Выбрать главу

– Где ты была?

Голос мой никак не мог вернуться из того места, где побывал.

– Ш-ш-ш…

Отец опустил ноги на пол и хлопнул брошюрой по диванной подушке; подушка подпрыгнула.

– Проклятье, – неспешно проговорил он, – когда же ты научишься нормально говорить?

Я тупо уставилась на него, сжимая и разжимая кулаки.

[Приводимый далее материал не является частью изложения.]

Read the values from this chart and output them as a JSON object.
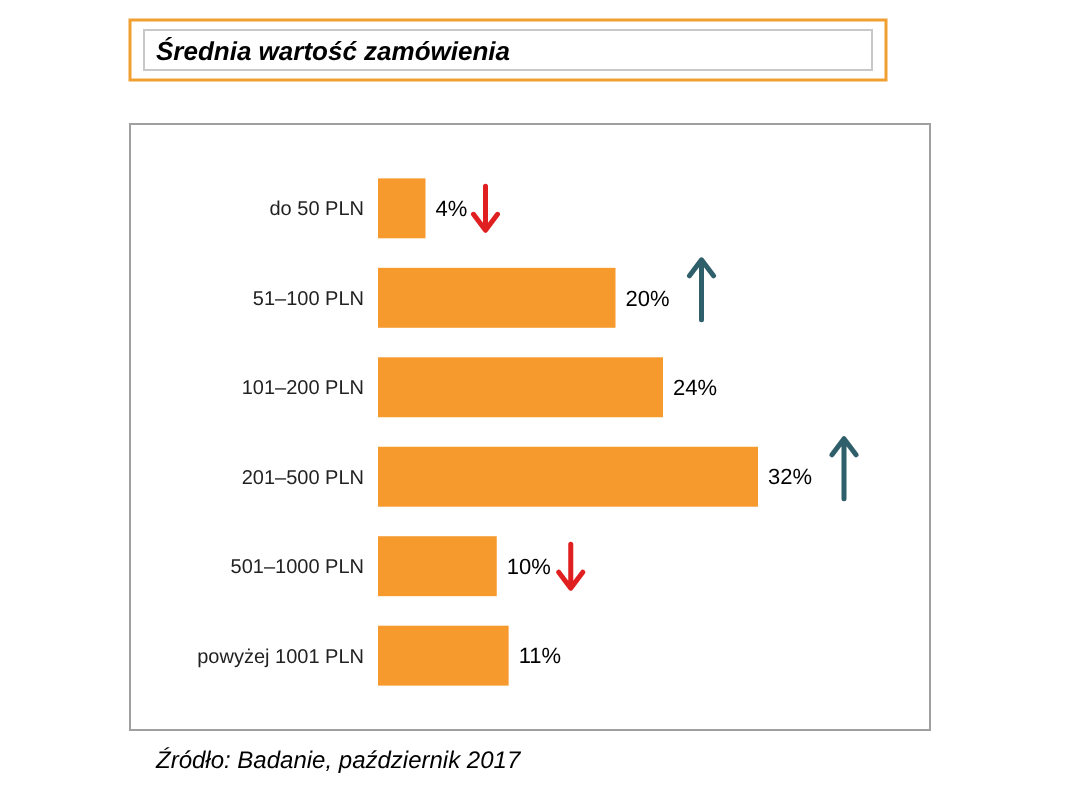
{
  "chart_data": {
    "type": "bar",
    "orientation": "horizontal",
    "title": "Średnia wartość zamówienia",
    "categories": [
      "do 50 PLN",
      "51–100 PLN",
      "101–200 PLN",
      "201–500 PLN",
      "501–1000 PLN",
      "powyżej 1001 PLN"
    ],
    "values": [
      4,
      20,
      24,
      32,
      10,
      11
    ],
    "color": "#f79a2e",
    "value_labels": [
      "4%",
      "20%",
      "24%",
      "32%",
      "10%",
      "11%"
    ],
    "annotations": [
      "Źródło: Badanie, październik 2017"
    ]
  }
}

– Ты – мое порождение, – вымолвил он звучно, протяжно, смакуя каждое слово, и я поняла, что он вновь возомнил себя великим оратором и сейчас произнесет очередной монолог. – Моя наследственность видна в тебе, хоть и искажена и ослаблена вредоносным влиянием по материнской линии. И я не допущу, чтобы эта малая часть меня, что живет в тебе, явилась миру, не владея правильной речью и… – он откинулся на диван, только что заметив, что мое платье все в кроличьей крови и шерсти, – …в столь неподобающем виде! – Он говорил изумленно, словно не веря своим глазам. – Помилуй, ведь ты – мое искаженное отражение! Ты несешь в себе мой отпечаток, пусть его и еле видно за твоей испорченностью. Вина за это лежит на мне, я признаю ее, но никогда не смирюсь с тем, что мое дитя, обладая даже малой толикой моей одаренности, не выше и других детей, и не превосходит отпрысков людей гораздо менее достойных, чем я. И ты унаследуешь эту одаренность, пусть даже и в меньшей степени. Подойди. – Он гротескно улыбнулся и похлопал по диванной подушке. – Скажи-ка: «Я научусь контролировать свою речь и заставлю себя успокоиться».

Я сделала несколько шагов к нему и попыталась вытолкнуть хоть немного воздуха через сомкнутые губы, но старания мои увенчались лишь скрежетом, подобным звуку не желающего заводиться мотора.

Лицо отца исказила гримаса, видимо, призванная изображать доброту, но я больше не верила, что он способен на добрые чувства. Он же, видимо, вовсе забыл причину моей обиды, а может, никогда не понимал, как много значили для меня мои кролики.

– Попробуй еще раз. «Я научусь контролировать свою речь…»

– Грр-грр-грр.

Раздражение, которое он так старательно подавлял с момента моего появления в комнате, наконец дало о себе знать.

– Ты нарочно упрямишься? На дворе девятнадцатый век, будь ты неладна! – Он наклонился вперед и сложил руки «горизонтально-наклонно», как на рисунке 28 из «Практического учебника ораторского искусства». – Неужели в век, когда промышленность и прикладные науки поворачивают вспять могучие реки и приручают энергию молний, язык одной маленькой девочки неподвластен контролю и будет делать, что ему вздумается, неуправляемый, подобный дикой кошке? Этому не бывать! Мы научились выжимать лимоны, пока в них не останется ни капли сока, и не сомневайся, Сибилла Джойнс, – он сжал мое плечо, как тисками, позабыв об ораторском достоинстве, – я выжму все соки и из тебя!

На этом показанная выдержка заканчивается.